Pius Kyeyune, 23, a resident of Kawempe North, Kizza zone and a boda-boda rider at Kalerwe stage accessed Voluntary Medical Male Circumcision services at a camp organized by the KCCA/CDC Urban Health Project.

“Having had a great desire to be circumcised an idea that arose from the good stories conveyed by many of my friends from childhood, I responded to a community drive call from one of the community mobilizers during one of the mornings at home where the public was being notified of the availability of circumcision services at Komamboga Health Centre III,”

“The continuous discomfort that arose from my childhood school friends and positive preaching on the importance of being circumcised by fellow Boda-boda riders at my stage further forced me to visit the facility,”

2 comments

  1. Male circumcision is a dangerous distraction in the fight against HIV/AIDS.

    From a USAID report:
    “There appears no clear pattern of association between male circumcision and HIV prevalence—in 8 of 18 countries with data, HIV prevalence is lower among circumcised men, while in the remaining 10 countries it is higher.”
    (this will include men who were circumcised tribally rather than medically, but they and their partners may also believe themselves to be protected, and the whole rationale for the RCTs into female-to-male transmission was a purported correlation between high rates of male circumcision and low rates of HIV)

    From a study in South Africa in August 2018:
    “Medically circumcised older men in a rural South African community had higher HIV prevalence than uncircumcised men, suggesting that the effect of selection into circumcision may be stronger than the biological efficacy of circumcision in preventing HIV acquisition.”
    [or that male circumcision simply isn’t efficacious at preventing HIV acquisition]

    It seems highly unrealistic to expect that there will be no risk compensation.
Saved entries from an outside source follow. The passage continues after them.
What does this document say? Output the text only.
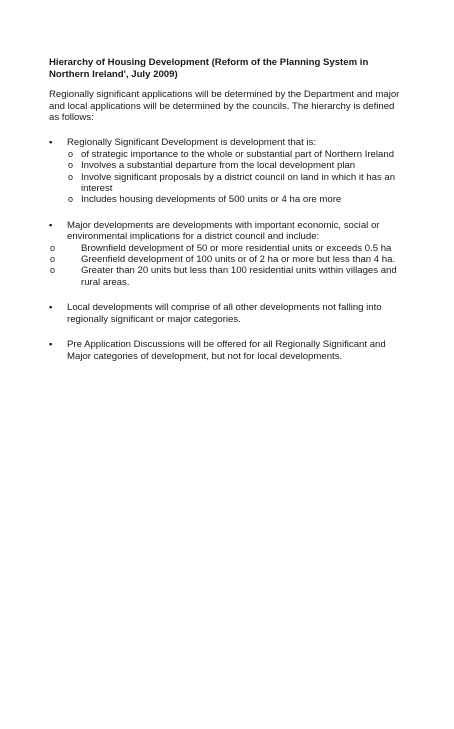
Hierarchy of Housing Development (Reform of the Planning System in Northern Ireland', July 2009)
Regionally significant applications will be determined by the Department and major and local applications will be determined by the councils. The hierarchy is defined as follows:
•	Regionally Significant Development is development that is:
o of strategic importance to the whole or substantial part of Northern Ireland
o Involves a substantial departure from the local development plan
o Involve significant proposals by a district council on land in which it has an interest
o Includes housing developments of 500 units or 4 ha ore more
•	Major developments are developments with important economic, social or environmental implications for a district council and include:
o	Brownfield development of 50 or more residential units or exceeds 0.5 ha
o	Greenfield development of 100 units or of 2 ha or more but less than 4 ha.
o	Greater than 20 units but less than 100 residential units within villages and rural areas.
•	Local developments will comprise of all other developments not falling into regionally significant or major categories.
•	Pre Application Discussions will be offered for all Regionally Significant and Major categories of development, but not for local developments.
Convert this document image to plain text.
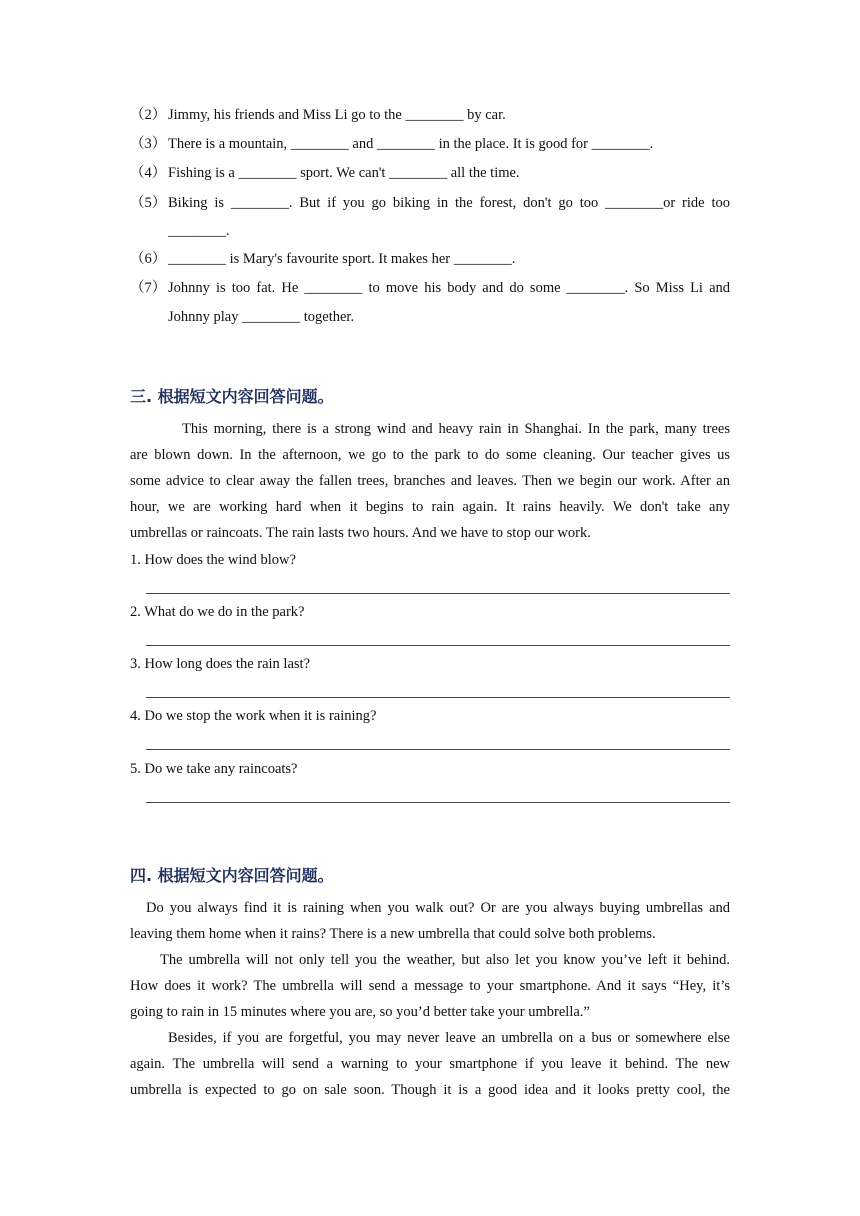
（2） Jimmy, his friends and Miss Li go to the ________ by car.
（3） There is a mountain, ________ and ________ in the place. It is good for ________.
（4） Fishing is a ________ sport. We can't ________ all the time.
（5） Biking is ________. But if you go biking in the forest, don't go too ________or ride too
________.
（6） ________ is Mary's favourite sport. It makes her ________.
（7） Johnny is too fat. He ________ to move his body and do some ________. So Miss Li and
Johnny play ________ together.
三. 根据短文内容回答问题。
This morning, there is a strong wind and heavy rain in Shanghai. In the park, many trees
are blown down. In the afternoon, we go to the park to do some cleaning. Our teacher gives us
some advice to clear away the fallen trees, branches and leaves. Then we begin our work. After an
hour, we are working hard when it begins to rain again. It rains heavily. We don't take any
umbrellas or raincoats. The rain lasts two hours. And we have to stop our work.
1. How does the wind blow?
2. What do we do in the park?
3. How long does the rain last?
4. Do we stop the work when it is raining?
5. Do we take any raincoats?
四. 根据短文内容回答问题。
Do you always find it is raining when you walk out? Or are you always buying umbrellas and
leaving them home when it rains? There is a new umbrella that could solve both problems.
The umbrella will not only tell you the weather, but also let you know you’ve left it behind.
How does it work? The umbrella will send a message to your smartphone. And it says “Hey, it’s
going to rain in 15 minutes where you are, so you’d better take your umbrella.”
Besides, if you are forgetful, you may never leave an umbrella on a bus or somewhere else
again. The umbrella will send a warning to your smartphone if you leave it behind. The new
umbrella is expected to go on sale soon. Though it is a good idea and it looks pretty cool, the
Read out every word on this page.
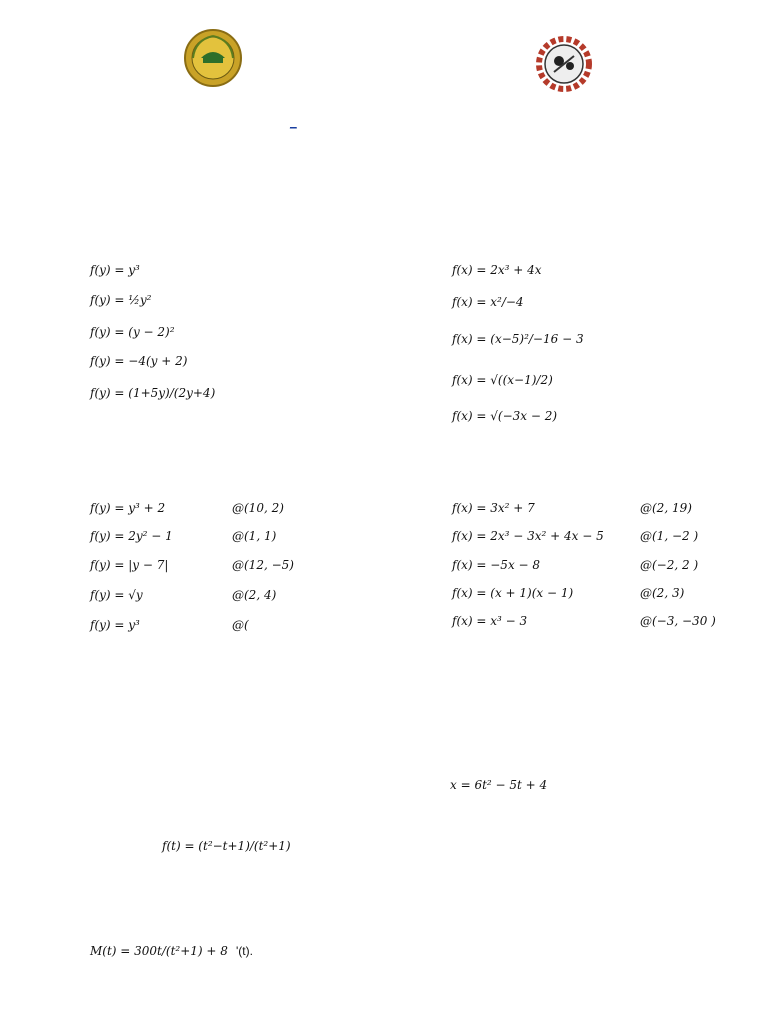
_
f(y) = y³
f(y) = ½y²
f(y) = (y − 2)²
f(y) = −4(y + 2)
f(y) = (1+5y)/(2y+4)
f(x) = 2x³ + 4x
f(x) = x²/−4
f(x) = (x−5)²/−16 − 3
f(x) = √((x−1)/2)
f(x) = √(−3x − 2)
f(y) = y³ + 2	@(10, 2)
f(y) = 2y² − 1	@(1, 1)
f(y) = |y − 7|	@(12, −5)
f(y) = √y	@(2, 4)
f(y) = y³	@(
f(x) = 3x² + 7	@(2, 19)
f(x) = 2x³ − 3x² + 4x − 5	@(1, −2 )
f(x) = −5x − 8	@(−2, 2 )
f(x) = (x + 1)(x − 1)	@(2, 3)
f(x) = x³ − 3	@(−3, −30 )
x = 6t² − 5t + 4
f(t) = (t²−t+1)/(t²+1)
M(t) = 300t/(t²+1) + 8 '(t).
The South African National Communication Survey on HIV/AIDS, 2009 found that 15% of adults across age groups “believe that circumcised men do not need to use condoms”. This figure seems to have been unchanged in 2012.

    It is unclear if circumcised men are more likely to infect women. The only ever randomized controlled trial into male-to-female transmission showed a 54% higher rate in the group where the men had been circumcised.

    ABC (Abstinence, Being faithful, and especially Condoms) is the way forward. Promoting genital surgery seems likely to cost African lives rather than save them.

    Europeans don’t circumcise, South Americans don’t circumcise, Australians and New Zealanders used to circumcise but stopped, and less than half of North Americans circumcise. Why should Africans circumcise?

    Recent news from Botswana:
    “There is an upsurge of cases of people who got infected with HIV following circumcision.”

    and from Zimbabwe:
    “SOME circumcised men are contracting HIV and Aids after ditching the use of condoms, under a misguided belief that male circumcision (MC) would prevent them from getting infected”
    http://www.thestandard.co.zw/2013/11/10/circumcised-men-indulge-risky-sexual-behaviour/

    and from Kenya:
    “Push for male circumcision in Nyanza fails to reduce infections”

    and from Uganda:
    “A new study of 314 female s-x workers (FSWs) in Makindye division found that more than half of respondents falsely believe that once a man is circumcised, protection is not necessary during s-x.”

    and from Malawi:
    “According to the report, HIV rates have doubled in Malawi moving from 10% to 20% in 1 year. Strangely, this has been the same period that Malawians have been manipulatively forced to go through circumcision in masses with the promise that it reduces the contraction of HIV.”

  2. I would like to thank the matupuar mobile VMMC team for agreeing to circumcise a foreign national from Norway, with a Kenyan Girlfriend. We met at London South University, whilst on a post graduate course. We visited Tampara, family and they agreed to our marriage, and me being circumcised. In fact Tampara made it quite clear I needed to be circumcised.
    Luckily her aunt is the local VCCM co-ordinator. Morning after arriving I was filling out forms in the local clinic, inspected and assessed, and shaved and prepped. 1 hour later I was shang ring circumcised.
    We are married live in Kenya, with 2 boys, about to be circumcised at 6 and 8. I’m a water engineer as is my princess.